This year, more than 500,000 Americans are expected to die of cancer - 1,500 people a day. Cancer is the second most common cause of death in the United States - exceeded only by heart disease - accounting for nearly one of every four deaths.
Now, in an unprecedented partnership with Japan, Colorado State University will begin research into a new and promising treatment for cancer - carbon ion therapy - which is currently not available in the United States.
"This partnership gives Colorado State University ready access to study a unique cancer therapy that has shown great promise in Japanese clinical trials. This therapy is not being studied anywhere else in the United States," said Dr. Jac Nickoloff, Head of the Department of Environmental and Radiological Health Sciences. "We want to understand the genetic regulation of tumor responses to carbon ion therapy, including DNA repair pathways and DNA damage signaling pathways, and how cancer and normal cells respond to this novel therapy."
The relative survival rate for all cancers diagnosed between 1996 and 2004 was 66 percent, up from 50 percent in 1975-1977. The improvement reflects the diagnosis of certain cancers at an earlier stage and improvements in treatment. But cancer survival statistics vary greatly and there are still cancers with extremely low rates of cure, including pancreatic and brain cancers. Carbon ion therapy may offer new hope against these devastating diseases.
The partnership involves a trilogy of cancer expertise from the College of Veterinary Medicine and Biomedical Sciences: the recently launched international Center for Environmental Medicine, the Animal Cancer Center and the Department of Environmental and Radiological Health Sciences. The Center for Environmental Medicine, which will house this new research initiative, was launched in 2008 at CSU in partnership with Japan during a trade mission trip involving Governor Bill Ritter.
Counterparts in Japan are Gifu University School of Medicine and the National Institute of Radiological Sciences, called NIRS, located in Chiba, which is Japan's equivalent of the U.S. National Institutes of Health.

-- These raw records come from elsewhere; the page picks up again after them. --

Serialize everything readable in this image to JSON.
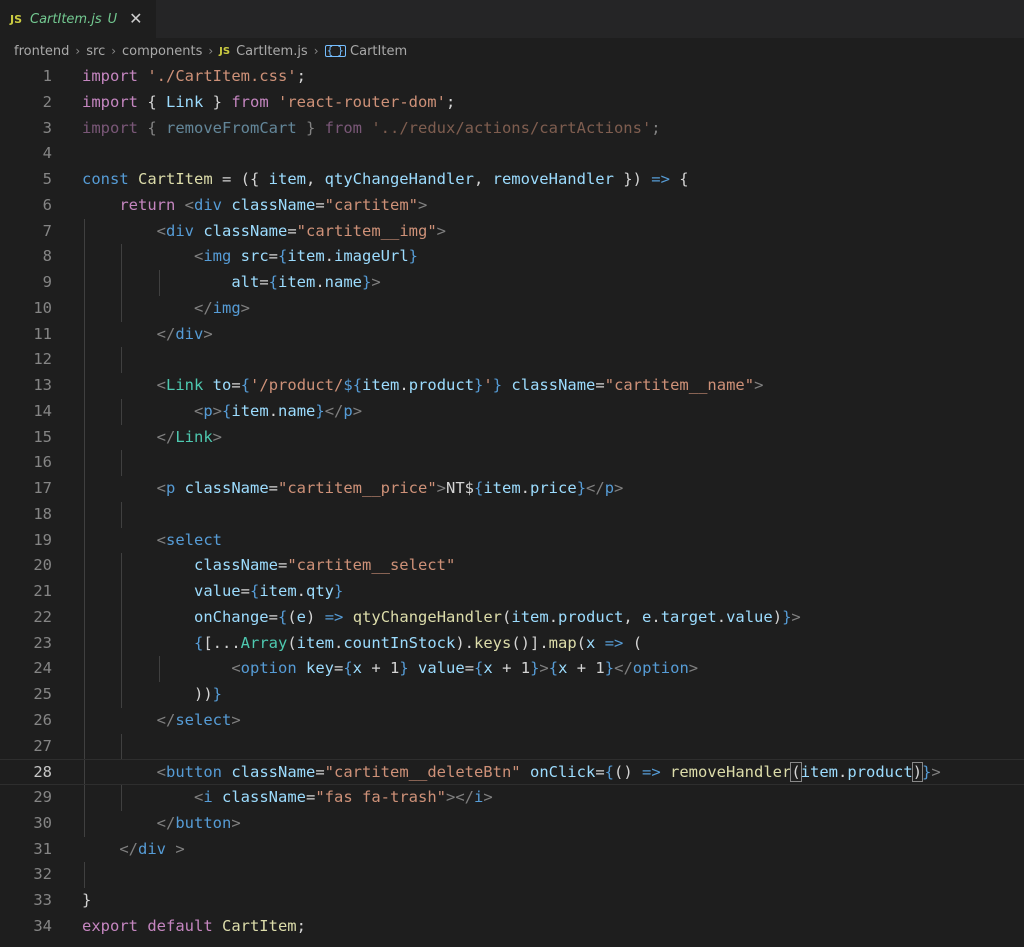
{
  "tab": {
    "badge": "JS",
    "filename": "CartItem.js",
    "status": "U",
    "close": "✕"
  },
  "breadcrumb": {
    "items": [
      "frontend",
      "src",
      "components",
      "CartItem.js",
      "CartItem"
    ],
    "js_badge": "JS",
    "symbol_glyph": "{ }"
  },
  "current_line": 28,
  "lines": [
    {
      "n": "1",
      "t": [
        [
          "kw",
          "import "
        ],
        [
          "str",
          "'./CartItem.css'"
        ],
        [
          "plain",
          ";"
        ]
      ]
    },
    {
      "n": "2",
      "t": [
        [
          "kw",
          "import "
        ],
        [
          "plain",
          "{ "
        ],
        [
          "var",
          "Link"
        ],
        [
          "plain",
          " } "
        ],
        [
          "kw",
          "from "
        ],
        [
          "str",
          "'react-router-dom'"
        ],
        [
          "plain",
          ";"
        ]
      ]
    },
    {
      "n": "3",
      "dim": true,
      "t": [
        [
          "kw",
          "import "
        ],
        [
          "plain",
          "{ "
        ],
        [
          "var",
          "removeFromCart"
        ],
        [
          "plain",
          " } "
        ],
        [
          "kw",
          "from "
        ],
        [
          "str",
          "'../redux/actions/cartActions'"
        ],
        [
          "plain",
          ";"
        ]
      ]
    },
    {
      "n": "4",
      "t": []
    },
    {
      "n": "5",
      "t": [
        [
          "kwd",
          "const "
        ],
        [
          "fn",
          "CartItem"
        ],
        [
          "plain",
          " = ({ "
        ],
        [
          "var",
          "item"
        ],
        [
          "plain",
          ", "
        ],
        [
          "var",
          "qtyChangeHandler"
        ],
        [
          "plain",
          ", "
        ],
        [
          "var",
          "removeHandler"
        ],
        [
          "plain",
          " }) "
        ],
        [
          "kwd",
          "=>"
        ],
        [
          "plain",
          " {"
        ]
      ]
    },
    {
      "n": "6",
      "t": [
        [
          "plain",
          "    "
        ],
        [
          "kw",
          "return "
        ],
        [
          "pun",
          "<"
        ],
        [
          "tag",
          "div "
        ],
        [
          "attr",
          "className"
        ],
        [
          "plain",
          "="
        ],
        [
          "str",
          "\"cartitem\""
        ],
        [
          "pun",
          ">"
        ]
      ]
    },
    {
      "n": "7",
      "t": [
        [
          "plain",
          "        "
        ],
        [
          "pun",
          "<"
        ],
        [
          "tag",
          "div "
        ],
        [
          "attr",
          "className"
        ],
        [
          "plain",
          "="
        ],
        [
          "str",
          "\"cartitem__img\""
        ],
        [
          "pun",
          ">"
        ]
      ]
    },
    {
      "n": "8",
      "t": [
        [
          "plain",
          "            "
        ],
        [
          "pun",
          "<"
        ],
        [
          "tag",
          "img "
        ],
        [
          "attr",
          "src"
        ],
        [
          "plain",
          "="
        ],
        [
          "kwd",
          "{"
        ],
        [
          "var",
          "item"
        ],
        [
          "plain",
          "."
        ],
        [
          "var",
          "imageUrl"
        ],
        [
          "kwd",
          "}"
        ]
      ]
    },
    {
      "n": "9",
      "t": [
        [
          "plain",
          "                "
        ],
        [
          "attr",
          "alt"
        ],
        [
          "plain",
          "="
        ],
        [
          "kwd",
          "{"
        ],
        [
          "var",
          "item"
        ],
        [
          "plain",
          "."
        ],
        [
          "var",
          "name"
        ],
        [
          "kwd",
          "}"
        ],
        [
          "pun",
          ">"
        ]
      ]
    },
    {
      "n": "10",
      "t": [
        [
          "plain",
          "            "
        ],
        [
          "pun",
          "</"
        ],
        [
          "tag",
          "img"
        ],
        [
          "pun",
          ">"
        ]
      ]
    },
    {
      "n": "11",
      "t": [
        [
          "plain",
          "        "
        ],
        [
          "pun",
          "</"
        ],
        [
          "tag",
          "div"
        ],
        [
          "pun",
          ">"
        ]
      ]
    },
    {
      "n": "12",
      "t": []
    },
    {
      "n": "13",
      "t": [
        [
          "plain",
          "        "
        ],
        [
          "pun",
          "<"
        ],
        [
          "comp",
          "Link "
        ],
        [
          "attr",
          "to"
        ],
        [
          "plain",
          "="
        ],
        [
          "kwd",
          "{"
        ],
        [
          "str",
          "'/product/"
        ],
        [
          "kwd",
          "${"
        ],
        [
          "var",
          "item"
        ],
        [
          "plain",
          "."
        ],
        [
          "var",
          "product"
        ],
        [
          "kwd",
          "}"
        ],
        [
          "str",
          "'"
        ],
        [
          "kwd",
          "}"
        ],
        [
          "plain",
          " "
        ],
        [
          "attr",
          "className"
        ],
        [
          "plain",
          "="
        ],
        [
          "str",
          "\"cartitem__name\""
        ],
        [
          "pun",
          ">"
        ]
      ]
    },
    {
      "n": "14",
      "t": [
        [
          "plain",
          "            "
        ],
        [
          "pun",
          "<"
        ],
        [
          "tag",
          "p"
        ],
        [
          "pun",
          ">"
        ],
        [
          "kwd",
          "{"
        ],
        [
          "var",
          "item"
        ],
        [
          "plain",
          "."
        ],
        [
          "var",
          "name"
        ],
        [
          "kwd",
          "}"
        ],
        [
          "pun",
          "</"
        ],
        [
          "tag",
          "p"
        ],
        [
          "pun",
          ">"
        ]
      ]
    },
    {
      "n": "15",
      "t": [
        [
          "plain",
          "        "
        ],
        [
          "pun",
          "</"
        ],
        [
          "comp",
          "Link"
        ],
        [
          "pun",
          ">"
        ]
      ]
    },
    {
      "n": "16",
      "t": []
    },
    {
      "n": "17",
      "t": [
        [
          "plain",
          "        "
        ],
        [
          "pun",
          "<"
        ],
        [
          "tag",
          "p "
        ],
        [
          "attr",
          "className"
        ],
        [
          "plain",
          "="
        ],
        [
          "str",
          "\"cartitem__price\""
        ],
        [
          "pun",
          ">"
        ],
        [
          "plain",
          "NT$"
        ],
        [
          "kwd",
          "{"
        ],
        [
          "var",
          "item"
        ],
        [
          "plain",
          "."
        ],
        [
          "var",
          "price"
        ],
        [
          "kwd",
          "}"
        ],
        [
          "pun",
          "</"
        ],
        [
          "tag",
          "p"
        ],
        [
          "pun",
          ">"
        ]
      ]
    },
    {
      "n": "18",
      "t": []
    },
    {
      "n": "19",
      "t": [
        [
          "plain",
          "        "
        ],
        [
          "pun",
          "<"
        ],
        [
          "tag",
          "select"
        ]
      ]
    },
    {
      "n": "20",
      "t": [
        [
          "plain",
          "            "
        ],
        [
          "attr",
          "className"
        ],
        [
          "plain",
          "="
        ],
        [
          "str",
          "\"cartitem__select\""
        ]
      ]
    },
    {
      "n": "21",
      "t": [
        [
          "plain",
          "            "
        ],
        [
          "attr",
          "value"
        ],
        [
          "plain",
          "="
        ],
        [
          "kwd",
          "{"
        ],
        [
          "var",
          "item"
        ],
        [
          "plain",
          "."
        ],
        [
          "var",
          "qty"
        ],
        [
          "kwd",
          "}"
        ]
      ]
    },
    {
      "n": "22",
      "t": [
        [
          "plain",
          "            "
        ],
        [
          "attr",
          "onChange"
        ],
        [
          "plain",
          "="
        ],
        [
          "kwd",
          "{"
        ],
        [
          "plain",
          "("
        ],
        [
          "var",
          "e"
        ],
        [
          "plain",
          ") "
        ],
        [
          "kwd",
          "=>"
        ],
        [
          "plain",
          " "
        ],
        [
          "fn",
          "qtyChangeHandler"
        ],
        [
          "plain",
          "("
        ],
        [
          "var",
          "item"
        ],
        [
          "plain",
          "."
        ],
        [
          "var",
          "product"
        ],
        [
          "plain",
          ", "
        ],
        [
          "var",
          "e"
        ],
        [
          "plain",
          "."
        ],
        [
          "var",
          "target"
        ],
        [
          "plain",
          "."
        ],
        [
          "var",
          "value"
        ],
        [
          "plain",
          ")"
        ],
        [
          "kwd",
          "}"
        ],
        [
          "pun",
          ">"
        ]
      ]
    },
    {
      "n": "23",
      "t": [
        [
          "plain",
          "            "
        ],
        [
          "kwd",
          "{"
        ],
        [
          "plain",
          "[..."
        ],
        [
          "comp",
          "Array"
        ],
        [
          "plain",
          "("
        ],
        [
          "var",
          "item"
        ],
        [
          "plain",
          "."
        ],
        [
          "var",
          "countInStock"
        ],
        [
          "plain",
          ")."
        ],
        [
          "fn",
          "keys"
        ],
        [
          "plain",
          "()]."
        ],
        [
          "fn",
          "map"
        ],
        [
          "plain",
          "("
        ],
        [
          "var",
          "x"
        ],
        [
          "plain",
          " "
        ],
        [
          "kwd",
          "=>"
        ],
        [
          "plain",
          " ("
        ]
      ]
    },
    {
      "n": "24",
      "t": [
        [
          "plain",
          "                "
        ],
        [
          "pun",
          "<"
        ],
        [
          "tag",
          "option "
        ],
        [
          "attr",
          "key"
        ],
        [
          "plain",
          "="
        ],
        [
          "kwd",
          "{"
        ],
        [
          "var",
          "x"
        ],
        [
          "plain",
          " + 1"
        ],
        [
          "kwd",
          "}"
        ],
        [
          "plain",
          " "
        ],
        [
          "attr",
          "value"
        ],
        [
          "plain",
          "="
        ],
        [
          "kwd",
          "{"
        ],
        [
          "var",
          "x"
        ],
        [
          "plain",
          " + 1"
        ],
        [
          "kwd",
          "}"
        ],
        [
          "pun",
          ">"
        ],
        [
          "kwd",
          "{"
        ],
        [
          "var",
          "x"
        ],
        [
          "plain",
          " + 1"
        ],
        [
          "kwd",
          "}"
        ],
        [
          "pun",
          "</"
        ],
        [
          "tag",
          "option"
        ],
        [
          "pun",
          ">"
        ]
      ]
    },
    {
      "n": "25",
      "t": [
        [
          "plain",
          "            ))"
        ],
        [
          "kwd",
          "}"
        ]
      ]
    },
    {
      "n": "26",
      "t": [
        [
          "plain",
          "        "
        ],
        [
          "pun",
          "</"
        ],
        [
          "tag",
          "select"
        ],
        [
          "pun",
          ">"
        ]
      ]
    },
    {
      "n": "27",
      "t": []
    },
    {
      "n": "28",
      "t": [
        [
          "plain",
          "        "
        ],
        [
          "pun",
          "<"
        ],
        [
          "tag",
          "button "
        ],
        [
          "attr",
          "className"
        ],
        [
          "plain",
          "="
        ],
        [
          "str",
          "\"cartitem__deleteBtn\""
        ],
        [
          "plain",
          " "
        ],
        [
          "attr",
          "onClick"
        ],
        [
          "plain",
          "="
        ],
        [
          "kwd",
          "{"
        ],
        [
          "plain",
          "() "
        ],
        [
          "kwd",
          "=>"
        ],
        [
          "plain",
          " "
        ],
        [
          "fn",
          "removeHandler"
        ],
        [
          "bm",
          "("
        ],
        [
          "var",
          "item"
        ],
        [
          "plain",
          "."
        ],
        [
          "var",
          "product"
        ],
        [
          "bm",
          ")"
        ],
        [
          "kwd",
          "}"
        ],
        [
          "pun",
          ">"
        ]
      ]
    },
    {
      "n": "29",
      "t": [
        [
          "plain",
          "            "
        ],
        [
          "pun",
          "<"
        ],
        [
          "tag",
          "i "
        ],
        [
          "attr",
          "className"
        ],
        [
          "plain",
          "="
        ],
        [
          "str",
          "\"fas fa-trash\""
        ],
        [
          "pun",
          "></"
        ],
        [
          "tag",
          "i"
        ],
        [
          "pun",
          ">"
        ]
      ]
    },
    {
      "n": "30",
      "t": [
        [
          "plain",
          "        "
        ],
        [
          "pun",
          "</"
        ],
        [
          "tag",
          "button"
        ],
        [
          "pun",
          ">"
        ]
      ]
    },
    {
      "n": "31",
      "t": [
        [
          "plain",
          "    "
        ],
        [
          "pun",
          "</"
        ],
        [
          "tag",
          "div"
        ],
        [
          "plain",
          " "
        ],
        [
          "pun",
          ">"
        ]
      ]
    },
    {
      "n": "32",
      "t": []
    },
    {
      "n": "33",
      "t": [
        [
          "plain",
          "}"
        ]
      ]
    },
    {
      "n": "34",
      "t": [
        [
          "kw",
          "export "
        ],
        [
          "kw",
          "default "
        ],
        [
          "fn",
          "CartItem"
        ],
        [
          "plain",
          ";"
        ]
      ]
    }
  ],
  "colors": {
    "background": "#1e1e1e",
    "keyword": "#c586c0",
    "storage": "#569cd6",
    "string": "#ce9178",
    "component": "#4ec9b0",
    "attribute": "#9cdcfe",
    "function": "#dcdcaa"
  }
}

NIRS is home to HIMAC a heavy ion medical accelerator, in Chiba - one of only three heavy ion medical accelerators operating worldwide, including another facility in Japan and one in Germany.
Carbon ion therapy works in a similar way to traditional radiation therapy that uses photons, in that a cancerous tumor is targeted with the goal to destroy cancer cells. Carbon ions, however, are particles with mass whereas photons are massless and the size of carbon ions allows them to cause more havoc and create irreparable damage when they hit a cancer cell. Another benefit: unlike traditional radiation therapies, carbon ion treatments cause relatively little damage to healthy cells in the path to the tumor. Scientists can control the depth in the body that the ions penetrate, and tailor the "shape" of the energy deposited by the carbon ions to closely match the shape of a tumor. Once the ions reach the tumor, the energy is delivered in a very narrow zone, almost like an explosion within the tumor. The treatment provides doctors with important options when targeting tumors near sensitive structures such as the brain.
"One particular area of interest is the impact of carbon ion therapy on stem cells," Said Dr. Nickoloff. "One theory is that tumors begin with stem cells and that's what makes it so difficult to cure some cancers. Stem cells are resistant to conventional therapy and can remain after treatment, ready to proliferate again. Carbon ion therapy causes damage that is much more complex and difficult for the cancer cell to repair. We want to see if that damage is persistent. We've brought in a leader in the field of stem cells to help us understand that problem, Dr. Xiao-Jing Wang, a Professor and Director of the Head and Neck Cancer Research Program at the University of Colorado Denver, and we are very excited to begin work with her as well."
In Japan, 5,000 patients have already been treated with experimental HIMAC therapy. CSU, NIRS and Gifu University will partner on research into heavy ion radiotherapy and eventually embark on clinical trials to treat naturally occurring tumors in larger animals such as cats and dogs, and in humans.
"Our partnership with Japan also has led to the first joint faculty appointment between a U.S. university and a Japanese research institute, with the hire of a CSU alum and native of Japan with expertise in toxicology and cancer," said Dr. Bill Hanneman, Director of the Center for Environmental Medicine. "Dr. Takamitsu Kato began working at CSU in April and he will travel to NIRS twice a year to pursue research projects using the HIMAC."